Kritik zu Annie Ernaux – Die Super 8-Jahre
Die Autorin hat zusammen mit ihrem Sohn das familiäre Filmarchiv zu einem Zeitdokument aufgearbeitet
Am 10. Dezember erhält Annie Ernaux den Nobelpreis für Literatur, längst ist auch eine breitere Öffentlichkeit auf die autofiktionalen Schriften der inzwischen 82-jährigen Französin aufmerksam geworden. Bereits im Mai hatte in Cannes ein Dokumentarfilm Weltpremiere, der nun erfreulicherweise auch regulär ins Kino kommt. Zwischen 1972 und 1981 hatte die junge Familie Ernaux ihre Reisen und andere private Momente mit einer Super-8-Kamera festgehalten. Die Aufnahmen hat nun einer der beiden Söhne, David Ernaux-Briot, zusammen mit seiner Mutter zu einem Film montiert, unterlegt mit ihrem Kommentar von heute. Zu sehen sind Reisen nach Chile und Brasilien, nach Albanien und Moskau, oft aus politischem Interesse, aber auch Fahrten in die Provinz, wo die Schwester lebt. Auch andere familiäre Ereignisse, die für wichtig erachtet wurden, bannten die Ernaux' auf Film, wenn etwa an Weihnachten die Söhne Geschenke auspackten.
Die Filme selbst sind ohne Ton. Was diese Momentaufnahmen und den daraus entstandenen Film vom privaten Home-Movie absetzen, ist Annie Ernaux' Gabe, sie als Ausgangsmaterial zu nutzen für ihre »Archäologie« des eigenen Lebens, die sie in ihren Büchern seit Jahren praktiziert, und nun auf das Medium Film überträgt. Die Sprache des Offtextes, von ihr geschrieben und gesprochen, ist klar und präzise, ohne Umschweife. Die Worte korrespondieren mit den Bildern, sie beschreiben nicht bloß das zu Sehende, sie sind Kommentar im besten Sinne. Ein Blick zurück, so intim und dicht formuliert wie in ihren Büchern.

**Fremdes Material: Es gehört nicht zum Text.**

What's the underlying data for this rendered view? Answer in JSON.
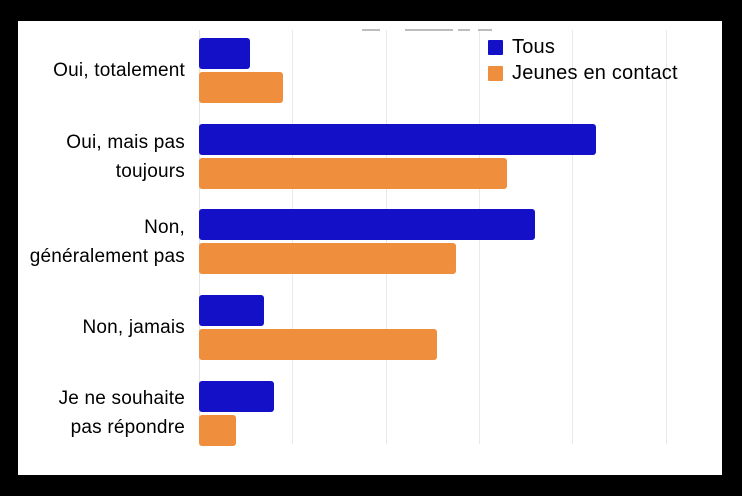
{
  "style": {
    "frame_color": "#000000",
    "background": "#ffffff",
    "grid_color": "#e9e9e9",
    "text_color": "#000000"
  },
  "legend": {
    "items": [
      {
        "label": "Tous",
        "color": "#1310C8"
      },
      {
        "label": "Jeunes en contact",
        "color": "#EF8E3C"
      }
    ]
  },
  "chart_data": {
    "type": "bar",
    "orientation": "horizontal",
    "title": "",
    "xlabel": "",
    "ylabel": "",
    "categories": [
      "Oui, totalement",
      "Oui, mais pas toujours",
      "Non, généralement pas",
      "Non, jamais",
      "Je ne souhaite pas répondre"
    ],
    "category_display_lines": [
      [
        "Oui, totalement"
      ],
      [
        "Oui, mais pas",
        "toujours"
      ],
      [
        "Non,",
        "généralement pas"
      ],
      [
        "Non, jamais"
      ],
      [
        "Je ne souhaite",
        "pas répondre"
      ]
    ],
    "series": [
      {
        "name": "Tous",
        "color": "#1310C8",
        "values": [
          5.5,
          42.5,
          36,
          7,
          8
        ]
      },
      {
        "name": "Jeunes en contact",
        "color": "#EF8E3C",
        "values": [
          9,
          33,
          27.5,
          25.5,
          4
        ]
      }
    ],
    "xlim": [
      0,
      56
    ],
    "gridline_step": 10,
    "grid": true,
    "axis_tick_labels_visible": false,
    "legend_position": "top-right",
    "note": "x-axis has no visible tick labels; values estimated in percent assuming 10% gridline spacing"
  }
}
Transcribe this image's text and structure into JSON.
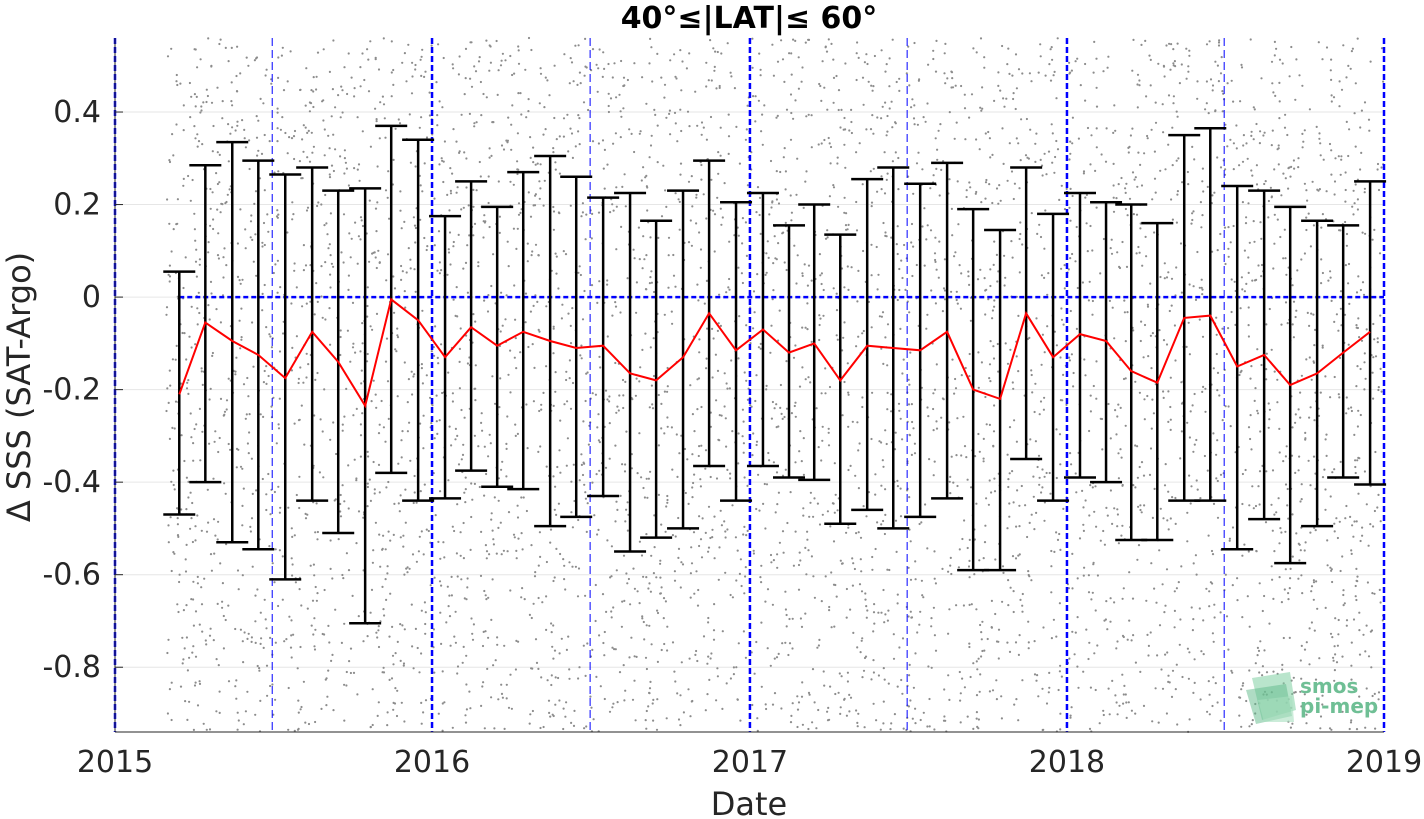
{
  "chart_data": {
    "type": "line",
    "title": "40°≤|LAT|≤ 60°",
    "xlabel": "Date",
    "ylabel": "Δ SSS (SAT-Argo)",
    "xlim": [
      "2015-01-01",
      "2019-01-01"
    ],
    "ylim": [
      -0.94,
      0.56
    ],
    "x_ticks": [
      "2015",
      "2016",
      "2017",
      "2018",
      "2019"
    ],
    "y_ticks": [
      "0.4",
      "0.2",
      "0",
      "-0.2",
      "-0.4",
      "-0.6",
      "-0.8"
    ],
    "grid": true,
    "reference_line": 0,
    "dates": [
      "2015-03-16",
      "2015-04-15",
      "2015-05-16",
      "2015-06-15",
      "2015-07-16",
      "2015-08-16",
      "2015-09-15",
      "2015-10-16",
      "2015-11-15",
      "2015-12-16",
      "2016-01-16",
      "2016-02-15",
      "2016-03-16",
      "2016-04-15",
      "2016-05-16",
      "2016-06-15",
      "2016-07-16",
      "2016-08-16",
      "2016-09-15",
      "2016-10-16",
      "2016-11-15",
      "2016-12-16",
      "2017-01-16",
      "2017-02-15",
      "2017-03-16",
      "2017-04-15",
      "2017-05-16",
      "2017-06-15",
      "2017-07-16",
      "2017-08-16",
      "2017-09-15",
      "2017-10-16",
      "2017-11-15",
      "2017-12-16",
      "2018-01-16",
      "2018-02-15",
      "2018-03-16",
      "2018-04-15",
      "2018-05-16",
      "2018-06-15",
      "2018-07-16",
      "2018-08-16",
      "2018-09-15",
      "2018-10-16",
      "2018-11-15",
      "2018-12-16"
    ],
    "series": [
      {
        "type": "line",
        "color": "#ff0000",
        "values": [
          -0.21,
          -0.055,
          -0.095,
          -0.125,
          -0.175,
          -0.075,
          -0.14,
          -0.235,
          -0.005,
          -0.05,
          -0.13,
          -0.065,
          -0.105,
          -0.075,
          -0.095,
          -0.11,
          -0.105,
          -0.165,
          -0.18,
          -0.13,
          -0.035,
          -0.115,
          -0.07,
          -0.12,
          -0.1,
          -0.18,
          -0.105,
          -0.11,
          -0.115,
          -0.075,
          -0.2,
          -0.22,
          -0.035,
          -0.13,
          -0.08,
          -0.095,
          -0.16,
          -0.185,
          -0.045,
          -0.04,
          -0.15,
          -0.125,
          -0.19,
          -0.165,
          -0.12,
          -0.075
        ]
      },
      {
        "type": "errorbar",
        "color": "#000000",
        "upper": [
          0.055,
          0.285,
          0.335,
          0.295,
          0.265,
          0.28,
          0.23,
          0.235,
          0.37,
          0.34,
          0.175,
          0.25,
          0.195,
          0.27,
          0.305,
          0.26,
          0.215,
          0.225,
          0.165,
          0.23,
          0.295,
          0.205,
          0.225,
          0.155,
          0.2,
          0.135,
          0.255,
          0.28,
          0.245,
          0.29,
          0.19,
          0.145,
          0.28,
          0.18,
          0.225,
          0.205,
          0.2,
          0.16,
          0.35,
          0.365,
          0.24,
          0.23,
          0.195,
          0.165,
          0.155,
          0.25
        ],
        "lower": [
          -0.47,
          -0.4,
          -0.53,
          -0.545,
          -0.61,
          -0.44,
          -0.51,
          -0.705,
          -0.38,
          -0.44,
          -0.435,
          -0.375,
          -0.41,
          -0.415,
          -0.495,
          -0.475,
          -0.43,
          -0.55,
          -0.52,
          -0.5,
          -0.365,
          -0.44,
          -0.365,
          -0.39,
          -0.395,
          -0.49,
          -0.46,
          -0.5,
          -0.475,
          -0.435,
          -0.59,
          -0.59,
          -0.35,
          -0.44,
          -0.39,
          -0.4,
          -0.525,
          -0.525,
          -0.44,
          -0.44,
          -0.545,
          -0.48,
          -0.575,
          -0.495,
          -0.39,
          -0.405
        ]
      }
    ],
    "scatter": {
      "color": "#8c8c8c",
      "description_free": true,
      "count": 5200
    },
    "vlines_year": [
      "2015-01-01",
      "2016-01-01",
      "2017-01-01",
      "2018-01-01",
      "2019-01-01"
    ],
    "vlines_halfyear": [
      "2015-07-01",
      "2016-07-01",
      "2017-07-01",
      "2018-07-01"
    ],
    "colors": {
      "mean_line": "#ff0000",
      "error_bars": "#000000",
      "vlines": "#0000ff",
      "zero_line": "#0000ff",
      "points": "#8c8c8c",
      "logo": "#6fbf95"
    }
  },
  "logo": {
    "line1": "smos",
    "line2": "pi-mep"
  }
}
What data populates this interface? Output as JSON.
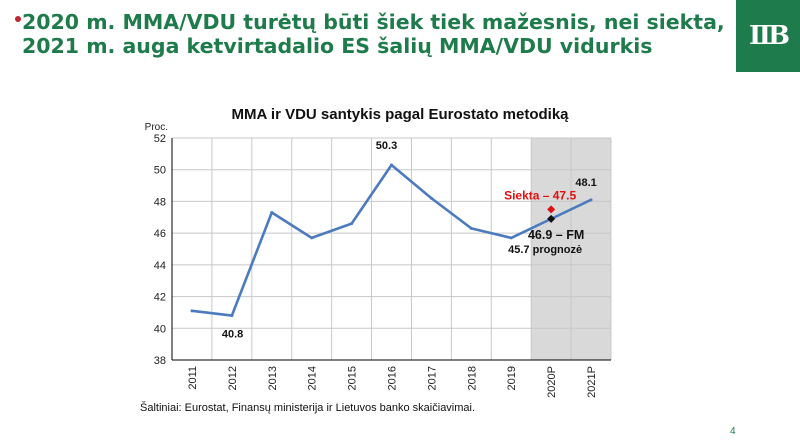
{
  "slide": {
    "title": "2020 m. MMA/VDU turėtų būti šiek tiek mažesnis, nei siekta, 2021 m. auga ketvirtadalio ES šalių MMA/VDU vidurkis",
    "source": "Šaltiniai: Eurostat, Finansų ministerija ir Lietuvos banko skaičiavimai.",
    "page_number": "4",
    "colors": {
      "brand_green": "#1e7b4b",
      "line": "#4b7bbe",
      "target": "#e01010",
      "forecast_band": "#d9d9d9"
    }
  },
  "chart_data": {
    "type": "line",
    "title": "MMA ir VDU santykis pagal Eurostato metodiką",
    "ylabel": "Proc.",
    "ylim": [
      38,
      52
    ],
    "yticks": [
      38,
      40,
      42,
      44,
      46,
      48,
      50,
      52
    ],
    "categories": [
      "2011",
      "2012",
      "2013",
      "2014",
      "2015",
      "2016",
      "2017",
      "2018",
      "2019",
      "2020P",
      "2021P"
    ],
    "forecast_categories": [
      "2020P",
      "2021P"
    ],
    "grid": true,
    "series": [
      {
        "values": [
          41.1,
          40.8,
          47.3,
          45.7,
          46.6,
          50.3,
          48.2,
          46.3,
          45.7,
          46.9,
          48.1
        ]
      }
    ],
    "markers": [
      {
        "category": "2020P",
        "value": 47.5,
        "color": "#e01010"
      },
      {
        "category": "2020P",
        "value": 46.9,
        "color": "#111111"
      }
    ],
    "annotations": [
      {
        "text": "40.8",
        "category": "2012",
        "value": 40.8,
        "color": "#111111"
      },
      {
        "text": "50.3",
        "category": "2016",
        "value": 50.3,
        "color": "#111111"
      },
      {
        "text": "48.1",
        "category": "2021P",
        "value": 48.1,
        "color": "#111111"
      },
      {
        "text": "Siekta – 47.5",
        "category": "2020P",
        "value": 47.5,
        "color": "#e01010"
      },
      {
        "text": "46.9 – FM",
        "category": "2020P",
        "value": 46.9,
        "color": "#111111"
      },
      {
        "text": "45.7 prognozė",
        "category": "2020P",
        "value": 46.9,
        "color": "#111111"
      }
    ]
  }
}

Ernaux erinnert sich dabei an eine Zeit, in der sie noch keine bekannte Schriftstellerin war und ihr Schreiben noch nicht im Mittelpunkt stand. Ihr Leben ist geprägt von ihrer Rolle als Tochter, Mutter und Ehefrau, sie arbeitet als Schullehrerin und unterrichtet Literatur. Für die eigene schriftliche Reflexion muss sie sich Auszeiten nehmen. Das tut sie heimlich, auch ihre Familie ahnt lange nichts davon, dass sie an ihrem ersten Roman schreibt.
Die Aufnahmen sind nicht nur persönliche Erinnerungen der Familie Ernaux, sondern öffnen sich immer wieder zu einem Bild der französischen Gesellschaft im Umbruch. Sie sind in den soziologisch-politischen Kontext eingebettet und sagen so auch etwas über die Verfasstheit und Interessen einer linksbürgerlichen Öffentlichkeit in Frankreich aus. Die Veränderungen innerhalb der Familie, vom Wachsen bis zur Trennung der Eltern, gehen einher mit dem Wandel in der Dekade nach '68. »Wir waren Linke, keine Kommunisten«, thematisiert Ernaux ihre Herkunft aus der Arbeiterklasse und den Wunsch nach sozialem Aufstieg an einer Stelle.
1981 zerbrach die Ehe mit Philippe, und damit endete auch das Filmen. Ernaux' Zeit als Autorin hingegen sollte erst noch beginnen. Der deutsche Verleih will dieses faszinierende Zeitdokument auch im Original mit Untertiteln herausbringen. Eine schöne Gelegenheit, Ernaux' Stimme nicht nur zu lesen, sondern auch zu hören.